He’s new to the scene, and boy does it show. Watching him try to come to terms with his sexuality is like watching a baby giraffe learn how to walk for the first time. Even the way he sits at the bar feels a little awkward. You would go over there and throw the poor guy a bone were it not for the threat of putting up with some very sloppy flirting. Don’t feel too bad if you’re the newbie, though. We’ve all been you at some point in our lives.
Even though he’s in a gay bar, he’s not actually gay. You know this because it’s the first thing he tells you. Then he tells it to you again. Then, after robotically standing with his arms at his side as though all the people around him were made of hot lava, he heads to the bar and orders the butchest beer he can think of in the lowest register voice he can muster. Little does he know that his discomfort with gayness only makes him sexier to the gay men around him.
The other straight guy in the bar who’s totally comfortable with everything there. In fact, he loves gay guys! He’s not afraid to dance, or point out cute guys to you. He’s basically a saint. He is a god among gays, who like Jesus, is willing to go to the outskirts of society and hang with the outcasts….That is until someone hits on him. After that, he turns into the Nervous Straight Guy faster than you can say “Bernie would have won.”

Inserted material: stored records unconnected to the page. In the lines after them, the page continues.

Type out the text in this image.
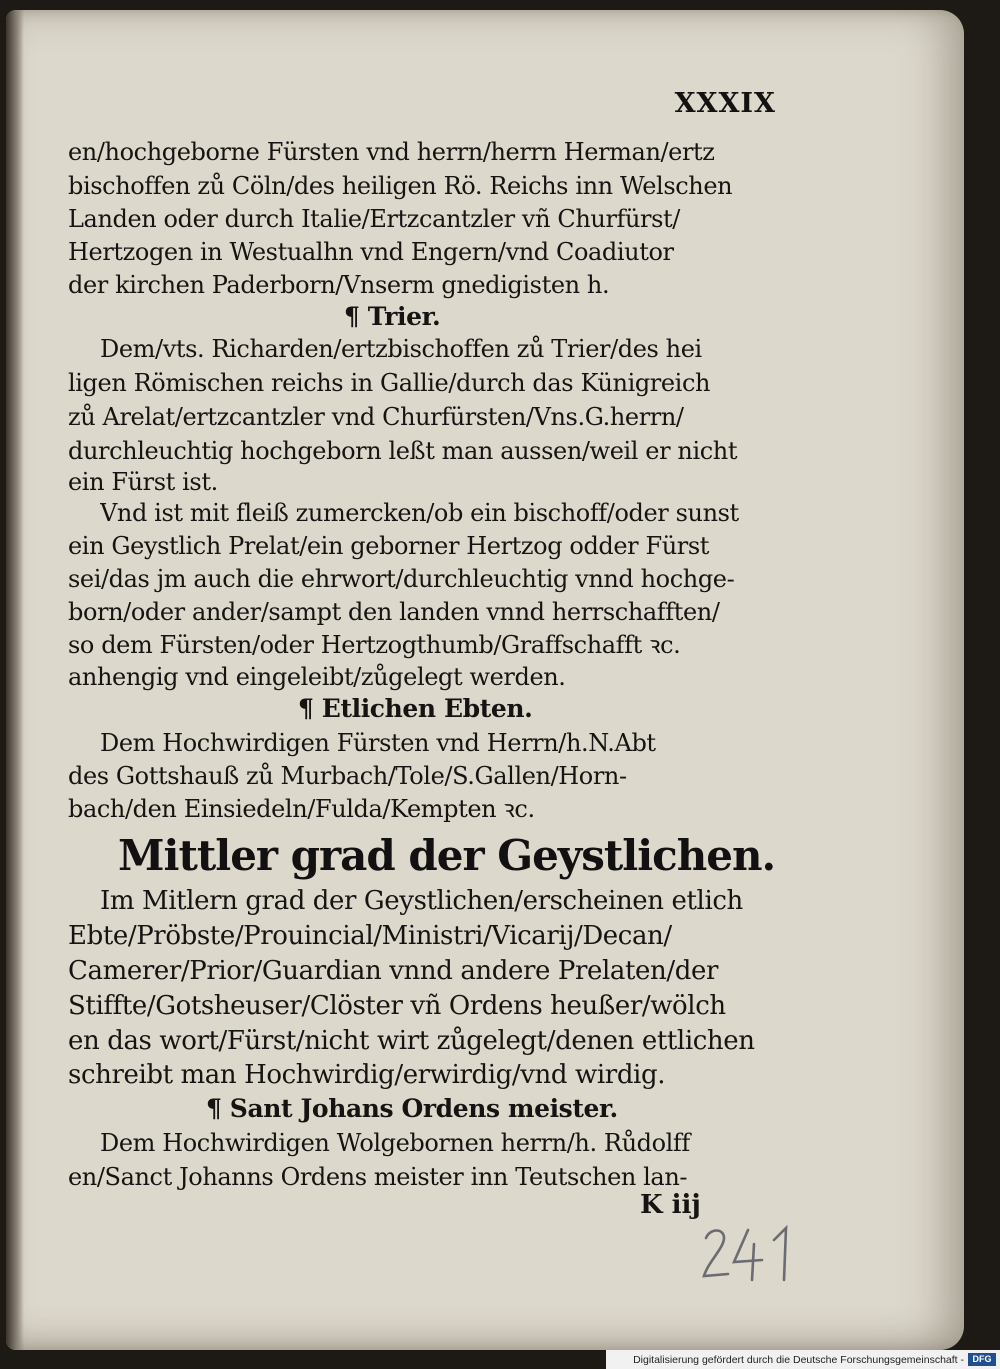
XXXIX
en/hochgeborne Fürsten vnd herrn/herrn Herman/ertz
bischoffen zů Cöln/des heiligen Rö. Reichs inn Welschen
Landen oder durch Italie/Ertzcantzler vñ Churfürst/
Hertzogen in Westualhn vnd Engern/vnd Coadiutor
der kirchen Paderborn/Vnserm gnedigisten h.
¶ Trier.
Dem/vts. Richarden/ertzbischoffen zů Trier/des hei
ligen Römischen reichs in Gallie/durch das Künigreich
zů Arelat/ertzcantzler vnd Churfürsten/Vns.G.herrn/
durchleuchtig hochgeborn leßt man aussen/weil er nicht
ein Fürst ist.
Vnd ist mit fleiß zumercken/ob ein bischoff/oder sunst
ein Geystlich Prelat/ein geborner Hertzog odder Fürst
sei/das jm auch die ehrwort/durchleuchtig vnnd hochge-
born/oder ander/sampt den landen vnnd herrschafften/
so dem Fürsten/oder Hertzogthumb/Graffschafft ꝛc.
anhengig vnd eingeleibt/zůgelegt werden.
¶ Etlichen Ebten.
Dem Hochwirdigen Fürsten vnd Herrn/h.N.Abt
des Gottshauß zů Murbach/Tole/S.Gallen/Horn-
bach/den Einsiedeln/Fulda/Kempten ꝛc.
Mittler grad der Geystlichen.
Im Mitlern grad der Geystlichen/erscheinen etlich
Ebte/Pröbste/Prouincial/Ministri/Vicarij/Decan/
Camerer/Prior/Guardian vnnd andere Prelaten/der
Stiffte/Gotsheuser/Clöster vñ Ordens heußer/wölch
en das wort/Fürst/nicht wirt zůgelegt/denen ettlichen
schreibt man Hochwirdig/erwirdig/vnd wirdig.
¶ Sant Johans Ordens meister.
Dem Hochwirdigen Wolgebornen herrn/h. Růdolff
en/Sanct Johanns Ordens meister inn Teutschen lan-
K iij
241
Digitalisierung gefördert durch die Deutsche Forschungsgemeinschaft - DFG
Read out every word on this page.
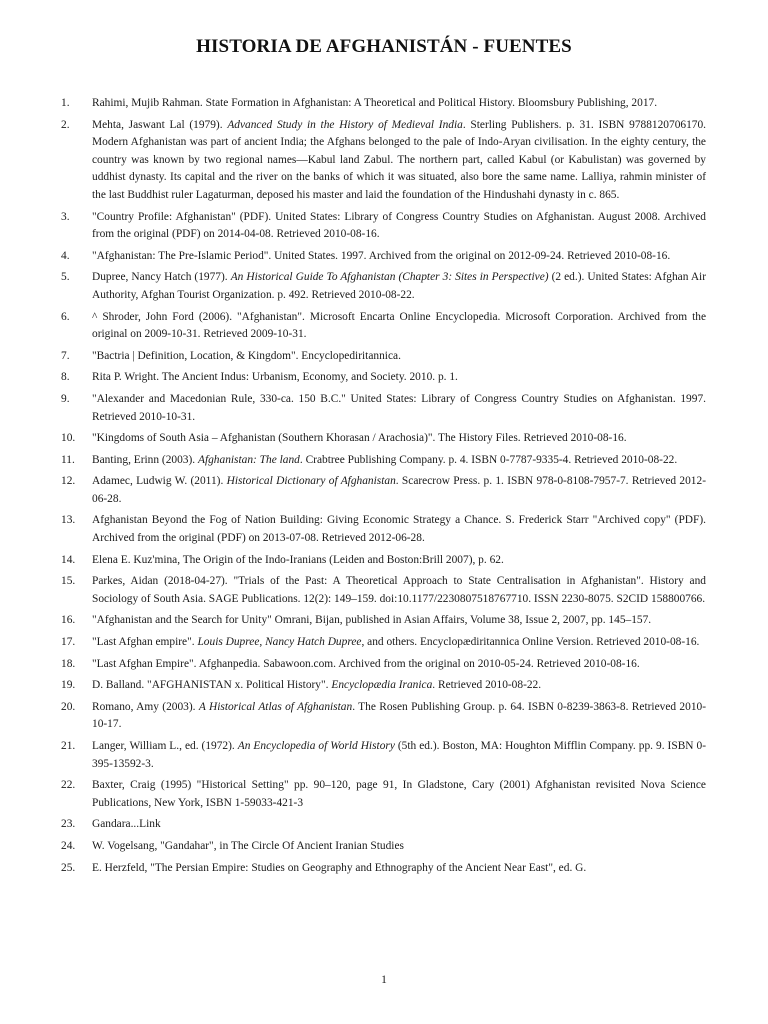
HISTORIA DE AFGHANISTÁN - FUENTES
1.	Rahimi, Mujib Rahman. State Formation in Afghanistan: A Theoretical and Political History. Bloomsbury Publishing, 2017.
2.	Mehta, Jaswant Lal (1979). Advanced Study in the History of Medieval India. Sterling Publishers. p. 31. ISBN 9788120706170. Modern Afghanistan was part of ancient India; the Afghans belonged to the pale of Indo-Aryan civilisation. In the eighty century, the country was known by two regional names—Kabul land Zabul. The northern part, called Kabul (or Kabulistan) was governed by uddhist dynasty. Its capital and the river on the banks of which it was situated, also bore the same name. Lalliya, rahmin minister of the last Buddhist ruler Lagaturman, deposed his master and laid the foundation of the Hindushahi dynasty in c. 865.
3.	"Country Profile: Afghanistan" (PDF). United States: Library of Congress Country Studies on Afghanistan. August 2008. Archived from the original (PDF) on 2014-04-08. Retrieved 2010-08-16.
4.	"Afghanistan: The Pre-Islamic Period". United States. 1997. Archived from the original on 2012-09-24. Retrieved 2010-08-16.
5.	Dupree, Nancy Hatch (1977). An Historical Guide To Afghanistan (Chapter 3: Sites in Perspective) (2 ed.). United States: Afghan Air Authority, Afghan Tourist Organization. p. 492. Retrieved 2010-08-22.
6.	^ Shroder, John Ford (2006). "Afghanistan". Microsoft Encarta Online Encyclopedia. Microsoft Corporation. Archived from the original on 2009-10-31. Retrieved 2009-10-31.
7.	"Bactria | Definition, Location, & Kingdom". Encyclopediritannica.
8.	Rita P. Wright. The Ancient Indus: Urbanism, Economy, and Society. 2010. p. 1.
9.	"Alexander and Macedonian Rule, 330-ca. 150 B.C." United States: Library of Congress Country Studies on Afghanistan. 1997. Retrieved 2010-10-31.
10.	"Kingdoms of South Asia – Afghanistan (Southern Khorasan / Arachosia)". The History Files. Retrieved 2010-08-16.
11.	Banting, Erinn (2003). Afghanistan: The land. Crabtree Publishing Company. p. 4. ISBN 0-7787-9335-4. Retrieved 2010-08-22.
12.	Adamec, Ludwig W. (2011). Historical Dictionary of Afghanistan. Scarecrow Press. p. 1. ISBN 978-0-8108-7957-7. Retrieved 2012-06-28.
13.	Afghanistan Beyond the Fog of Nation Building: Giving Economic Strategy a Chance. S. Frederick Starr "Archived copy" (PDF). Archived from the original (PDF) on 2013-07-08. Retrieved 2012-06-28.
14.	Elena E. Kuz'mina, The Origin of the Indo-Iranians (Leiden and Boston:Brill 2007), p. 62.
15.	Parkes, Aidan (2018-04-27). "Trials of the Past: A Theoretical Approach to State Centralisation in Afghanistan". History and Sociology of South Asia. SAGE Publications. 12(2): 149–159. doi:10.1177/2230807518767710. ISSN 2230-8075. S2CID 158800766.
16.	"Afghanistan and the Search for Unity" Omrani, Bijan, published in Asian Affairs, Volume 38, Issue 2, 2007, pp. 145–157.
17.	"Last Afghan empire". Louis Dupree, Nancy Hatch Dupree, and others. Encyclopædiritannica Online Version. Retrieved 2010-08-16.
18.	"Last Afghan Empire". Afghanpedia. Sabawoon.com. Archived from the original on 2010-05-24. Retrieved 2010-08-16.
19.	D. Balland. "AFGHANISTAN x. Political History". Encyclopædia Iranica. Retrieved 2010-08-22.
20.	Romano, Amy (2003). A Historical Atlas of Afghanistan. The Rosen Publishing Group. p. 64. ISBN 0-8239-3863-8. Retrieved 2010-10-17.
21.	Langer, William L., ed. (1972). An Encyclopedia of World History (5th ed.). Boston, MA: Houghton Mifflin Company. pp. 9. ISBN 0-395-13592-3.
22.	Baxter, Craig (1995) "Historical Setting" pp. 90–120, page 91, In Gladstone, Cary (2001) Afghanistan revisited Nova Science Publications, New York, ISBN 1-59033-421-3
23.	Gandara...Link
24.	W. Vogelsang, "Gandahar", in The Circle Of Ancient Iranian Studies
25.	E. Herzfeld, "The Persian Empire: Studies on Geography and Ethnography of the Ancient Near East", ed. G.
1
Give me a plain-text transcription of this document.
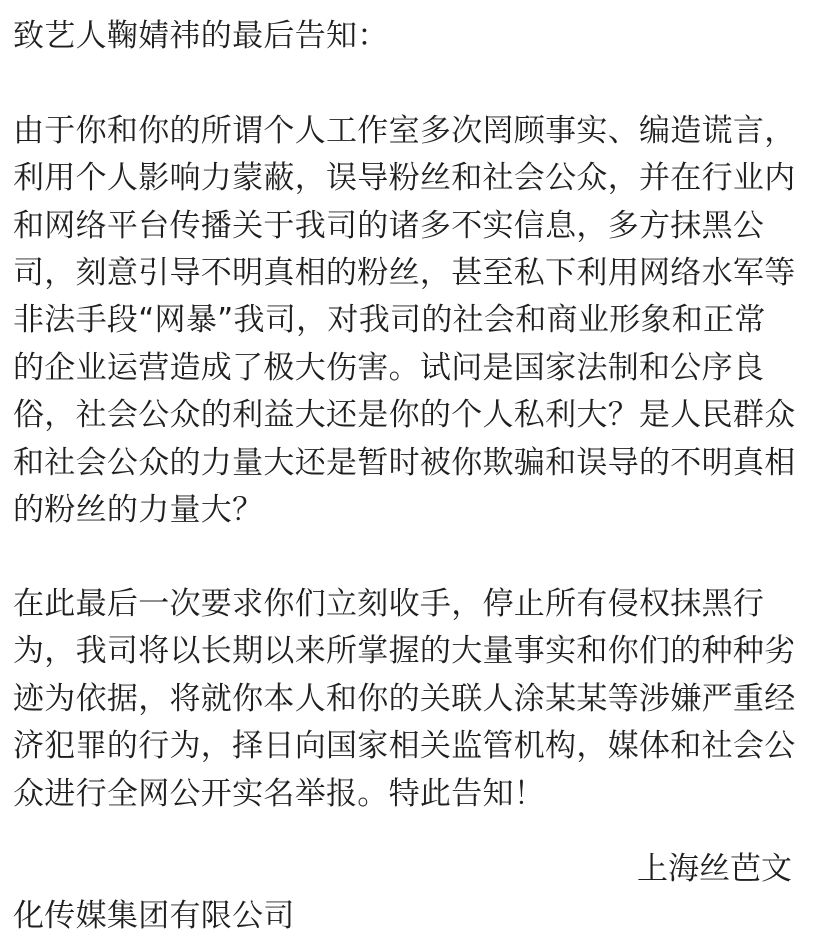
致艺人鞠婧祎的最后告知：
由于你和你的所谓个人工作室多次罔顾事实、编造谎言，
利用个人影响力蒙蔽，误导粉丝和社会公众，并在行业内
和网络平台传播关于我司的诸多不实信息，多方抹黑公
司，刻意引导不明真相的粉丝，甚至私下利用网络水军等
非法手段“网暴”我司，对我司的社会和商业形象和正常
的企业运营造成了极大伤害。试问是国家法制和公序良
俗，社会公众的利益大还是你的个人私利大？是人民群众
和社会公众的力量大还是暂时被你欺骗和误导的不明真相
的粉丝的力量大？
在此最后一次要求你们立刻收手，停止所有侵权抹黑行
为，我司将以长期以来所掌握的大量事实和你们的种种劣
迹为依据，将就你本人和你的关联人涂某某等涉嫌严重经
济犯罪的行为，择日向国家相关监管机构，媒体和社会公
众进行全网公开实名举报。特此告知！
上海丝芭文
化传媒集团有限公司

They seem nice and all, but….Why are they there? They have each other. Why would they willingly subject themselves to the loud music and crowded dancefloors that comprise a gay bar? Based on their PDA, it seems like they’re most likely there to brag about the fact that they found someone. As they drunkenly kiss, you get a visceral disgust that makes you wonder if you’re somehow homophobic. You soon realize that you’re just bitter.
Being gay can be hard, and as a result, homosexuals have developed strong sense of community where we want to help each other out. The Sympathizer takes this to an EXTREME. They’re not gonna rest until everyone in this bar is happy and having fun! If they sense that you’re struggling in anyway, they’ll swoop in like a slightly less gay Batman and save the day. Will they fuck you? Heavens no. That’s far beneath them. They will however point out random guys and tell you “You should talk to him!” Truly the heroes we need.
He sits at the bar and orders a red wine. The bartender goes to the back to find the wine glasses because nobody has ordered a red wine at a gay bar since the Carter Administration. He over compensates for his age by dressing in youthful clothes so cartoonish, that the only thing missing is a sideways cap on his head and a skateboard in his arm. He’s probably having the time of his life, but you can’t help but be saddened by the sight of him. You see yourself in him and the thought that you too might still be hitting up gay bars at his age is flat out depressing. (You’re an ageist dick, btw.)